Dans les coopératives, la gestion du travail et de la main d'oeuvre était conçu en fonction d'un seul objectif : la production du riz. Le riz devenait la préoccupation économique de toute la population. Chaque phase de travail, dans la production du riz, fait l'objet d'une attention particulière et nécessitait la création d'une équipe spécialisée. Aucun stade de la production n'était négligé : les canaux, les digues, les labours, les fertilisants, le repiquage, le ratissage et l'irrigation.

Les Khmers rouges avaient réparti les tâches avec une grande vigilance. L'équipe du canal entretenait les canaux et ouvrait les vannes; l'équipe chargée de l'irrigation régularisait la distribution de l'eau; l'équipe des fertilisants produisait les engrais et les épandait; l'équipe de repiquage, au moment de la moisson, se reconvertissait en équipe de moisson. A côté de ces équipes spécialisées, d'autres équipes se chargeaient des travaux annexes tels que la construction des paillotes. Ces équipes de construction démolissaient parfois de vastes maisons anciennes pour rebâtir, ailleurs, des bungalows destinés à l'usage collectif. L'équipe de construction était divisée en deux groupes : il y avait ceux qui construisaient et ceux qui coupaient du bois. Il y avait aussi une équipe de débroussaillement et de défrichage.
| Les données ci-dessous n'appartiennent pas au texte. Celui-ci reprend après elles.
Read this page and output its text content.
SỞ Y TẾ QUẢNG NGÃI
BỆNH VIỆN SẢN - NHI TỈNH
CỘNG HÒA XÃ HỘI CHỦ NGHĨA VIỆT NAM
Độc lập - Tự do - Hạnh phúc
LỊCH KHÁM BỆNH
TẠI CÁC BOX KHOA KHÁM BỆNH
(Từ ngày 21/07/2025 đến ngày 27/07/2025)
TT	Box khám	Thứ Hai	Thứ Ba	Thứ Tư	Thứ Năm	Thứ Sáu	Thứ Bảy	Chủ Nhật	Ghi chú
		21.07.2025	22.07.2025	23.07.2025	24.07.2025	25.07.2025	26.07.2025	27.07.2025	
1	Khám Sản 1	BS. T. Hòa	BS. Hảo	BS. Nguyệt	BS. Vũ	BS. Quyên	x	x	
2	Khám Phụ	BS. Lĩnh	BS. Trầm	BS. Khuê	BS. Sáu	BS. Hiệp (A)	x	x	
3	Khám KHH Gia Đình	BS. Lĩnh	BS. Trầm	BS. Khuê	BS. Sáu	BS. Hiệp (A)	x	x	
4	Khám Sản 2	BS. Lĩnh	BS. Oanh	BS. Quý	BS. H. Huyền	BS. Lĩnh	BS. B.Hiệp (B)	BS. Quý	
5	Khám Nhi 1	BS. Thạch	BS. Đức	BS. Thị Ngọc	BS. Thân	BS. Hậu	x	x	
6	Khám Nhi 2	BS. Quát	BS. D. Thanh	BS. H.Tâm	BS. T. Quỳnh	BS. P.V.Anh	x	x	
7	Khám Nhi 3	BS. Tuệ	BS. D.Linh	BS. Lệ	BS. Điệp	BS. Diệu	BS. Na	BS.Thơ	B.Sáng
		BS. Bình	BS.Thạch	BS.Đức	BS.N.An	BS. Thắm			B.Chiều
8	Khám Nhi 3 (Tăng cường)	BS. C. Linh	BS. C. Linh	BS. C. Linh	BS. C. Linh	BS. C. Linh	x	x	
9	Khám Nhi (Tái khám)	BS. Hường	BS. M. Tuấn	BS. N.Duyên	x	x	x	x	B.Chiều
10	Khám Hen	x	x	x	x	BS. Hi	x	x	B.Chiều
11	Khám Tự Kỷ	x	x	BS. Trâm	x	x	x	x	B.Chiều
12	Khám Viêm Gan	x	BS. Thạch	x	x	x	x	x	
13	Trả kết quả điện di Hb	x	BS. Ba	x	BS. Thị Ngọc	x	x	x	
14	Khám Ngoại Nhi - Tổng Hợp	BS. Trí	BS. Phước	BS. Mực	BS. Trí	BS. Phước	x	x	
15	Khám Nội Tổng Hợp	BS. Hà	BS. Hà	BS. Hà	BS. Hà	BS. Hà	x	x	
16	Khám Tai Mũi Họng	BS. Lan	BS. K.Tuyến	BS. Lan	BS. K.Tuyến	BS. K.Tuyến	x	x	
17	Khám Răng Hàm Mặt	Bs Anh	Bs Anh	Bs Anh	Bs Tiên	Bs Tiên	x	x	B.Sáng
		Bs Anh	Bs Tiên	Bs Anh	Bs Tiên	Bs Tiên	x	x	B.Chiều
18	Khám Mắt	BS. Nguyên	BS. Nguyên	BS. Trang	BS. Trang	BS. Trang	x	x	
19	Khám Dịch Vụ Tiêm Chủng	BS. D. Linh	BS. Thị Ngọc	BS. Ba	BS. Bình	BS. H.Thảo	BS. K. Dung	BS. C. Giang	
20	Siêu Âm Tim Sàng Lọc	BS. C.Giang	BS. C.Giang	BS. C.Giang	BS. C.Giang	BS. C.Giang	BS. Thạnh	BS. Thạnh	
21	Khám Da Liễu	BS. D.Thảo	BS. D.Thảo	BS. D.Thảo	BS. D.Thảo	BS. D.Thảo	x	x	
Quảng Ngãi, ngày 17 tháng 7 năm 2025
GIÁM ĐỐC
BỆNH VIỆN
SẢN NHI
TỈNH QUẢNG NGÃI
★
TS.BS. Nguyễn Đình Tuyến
La manie de la spécialisation envahissait toutes les activités du village. Il est vrai que le travail ne manquait pas : il fallait augmenter la superficie des cultures et défricher à tout prix pour nourrir tout le monde. Les jeunes gens et les jeunes filles formaient les équipes mobiles - Kâng Chalat - responsables de la réalisation des canaux et des digues. Comme nous étions mariés et que nous avions des enfants, on nous appelait l'équipe des vieux. Les vieillards, les vrais, ne pouvaient pas travailler. Ils gardaient les enfants. La vieillesse était beaucoup plus une question d'aspect physique que d'âge, en réalité.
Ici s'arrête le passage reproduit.